Our psalm (69:1-20) this evening was quite appropriate for these gloomy days.  It began with a cry for salvation because we are drowning and all looks lost.  Admittedly this is about suffering for the cause of right, rather than bad economic fortune, but as a cry for help it seemed rather appropriate.  This is actually more relevant than might seem obvious because there are passages in the Old Testament that interpret bad fortune with unfaithfulness to God’s ways, so for a psalm to lament suffering that is not our fault is quite helpful.  Things are just bad – perhaps because of others wrong doing, perhaps because the tide that directed the course of events was just too strong for us to stop on our own and we find ourselves suffering the consequences despite living faithfully, or thriftily and frugally.

 

The other readings don’t really offer much hope (Isaiah 5:1-7 and Mark 12:1-12).  The image of the vineyard is vivid, with careful gardening and management.  But rebellion is afoot and it will result in destruction and desolation!  These are readings of judgement and not consolation.  So we are left out in the cold.

 

Today we stand with Jesus as he makes a triumphal entry into Jerusalem and it looks like things are on the up.  But we know the story already.  We know that everyone will desert him.
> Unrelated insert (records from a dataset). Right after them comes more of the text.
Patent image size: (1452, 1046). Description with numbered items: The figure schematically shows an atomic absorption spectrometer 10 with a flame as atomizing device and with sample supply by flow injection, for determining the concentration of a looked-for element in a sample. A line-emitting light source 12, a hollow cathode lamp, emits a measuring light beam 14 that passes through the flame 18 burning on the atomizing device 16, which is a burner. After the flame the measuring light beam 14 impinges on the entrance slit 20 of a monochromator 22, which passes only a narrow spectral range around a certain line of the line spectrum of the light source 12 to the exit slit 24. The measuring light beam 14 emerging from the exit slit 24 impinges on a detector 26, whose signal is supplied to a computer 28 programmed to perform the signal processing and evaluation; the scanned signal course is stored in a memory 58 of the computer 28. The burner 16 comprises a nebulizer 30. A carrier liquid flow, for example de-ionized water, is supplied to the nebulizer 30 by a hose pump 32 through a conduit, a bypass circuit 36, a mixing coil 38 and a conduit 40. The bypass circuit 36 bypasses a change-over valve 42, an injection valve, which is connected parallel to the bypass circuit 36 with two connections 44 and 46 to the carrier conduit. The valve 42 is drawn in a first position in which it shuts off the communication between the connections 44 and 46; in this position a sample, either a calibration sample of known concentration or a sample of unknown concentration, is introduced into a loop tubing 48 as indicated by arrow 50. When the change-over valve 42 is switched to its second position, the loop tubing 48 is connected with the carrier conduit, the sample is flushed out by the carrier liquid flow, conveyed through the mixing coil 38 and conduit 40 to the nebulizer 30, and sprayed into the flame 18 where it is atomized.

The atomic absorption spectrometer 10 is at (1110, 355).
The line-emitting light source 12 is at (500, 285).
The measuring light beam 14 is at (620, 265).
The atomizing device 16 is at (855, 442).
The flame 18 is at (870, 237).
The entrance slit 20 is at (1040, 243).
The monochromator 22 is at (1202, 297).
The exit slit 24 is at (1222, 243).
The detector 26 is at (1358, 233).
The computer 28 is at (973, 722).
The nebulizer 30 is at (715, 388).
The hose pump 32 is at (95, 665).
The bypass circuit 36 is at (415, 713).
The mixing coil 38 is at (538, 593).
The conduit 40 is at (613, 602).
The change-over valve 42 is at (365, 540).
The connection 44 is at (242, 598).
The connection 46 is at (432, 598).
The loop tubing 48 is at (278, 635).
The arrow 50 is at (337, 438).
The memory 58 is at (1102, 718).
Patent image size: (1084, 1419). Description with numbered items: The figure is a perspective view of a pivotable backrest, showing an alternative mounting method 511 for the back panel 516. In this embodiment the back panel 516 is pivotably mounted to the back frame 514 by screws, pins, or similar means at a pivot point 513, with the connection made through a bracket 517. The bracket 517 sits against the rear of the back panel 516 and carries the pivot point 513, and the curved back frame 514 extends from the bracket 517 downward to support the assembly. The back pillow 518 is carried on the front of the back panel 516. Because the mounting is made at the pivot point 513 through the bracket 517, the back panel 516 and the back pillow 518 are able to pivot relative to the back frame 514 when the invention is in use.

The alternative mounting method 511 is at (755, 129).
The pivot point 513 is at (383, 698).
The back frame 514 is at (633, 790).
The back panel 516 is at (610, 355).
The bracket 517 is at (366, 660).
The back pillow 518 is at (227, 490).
The Son, the heir, will be rejected and he will suffer.  Good Friday lies just a few days away and its darkness must be faced and felt.  There is a cold wind coming and he will be overwhelmed by it.  Today for many they are Good Friday people.

 

It could be superficial to say that we also know that Easter Day is coming next week and we will share in its joy, its triumph and its glory.  And there are many who emotionally and psychologically will not travel through this week.  Their mental map does not include Good Friday.  But Good Fridays are real and there is more honesty and reality about a faith that embraces the Good Friday darkness as well as offering the hope of Easter.  The frailty of our lives is embraced by Good Friday and it is only by embracing it that it can be redeemed by the astounding news of Easter.

 

There will no doubt be a resurgence in our economic wellbeing.  It may take a while to appear but it will come.  Whenever it comes, though, we need to remember that our true security and fortune does not rest with it.  And I think this is why the story and tragedy of Jade Goody, whose funeral took place yesterday, has so gripped so many people.  In this gloom the sadness of her young death directs us to what really counts in life.  I had a similar conversation with a grave digger after I’d buried a baby in our cemetery.  Both us felt that it makes you count your blessings and get life into perspective.  Some things matter more than others and in Christ embracing Good Friday and the triumph of Easter we have a hope that goes beyond them all.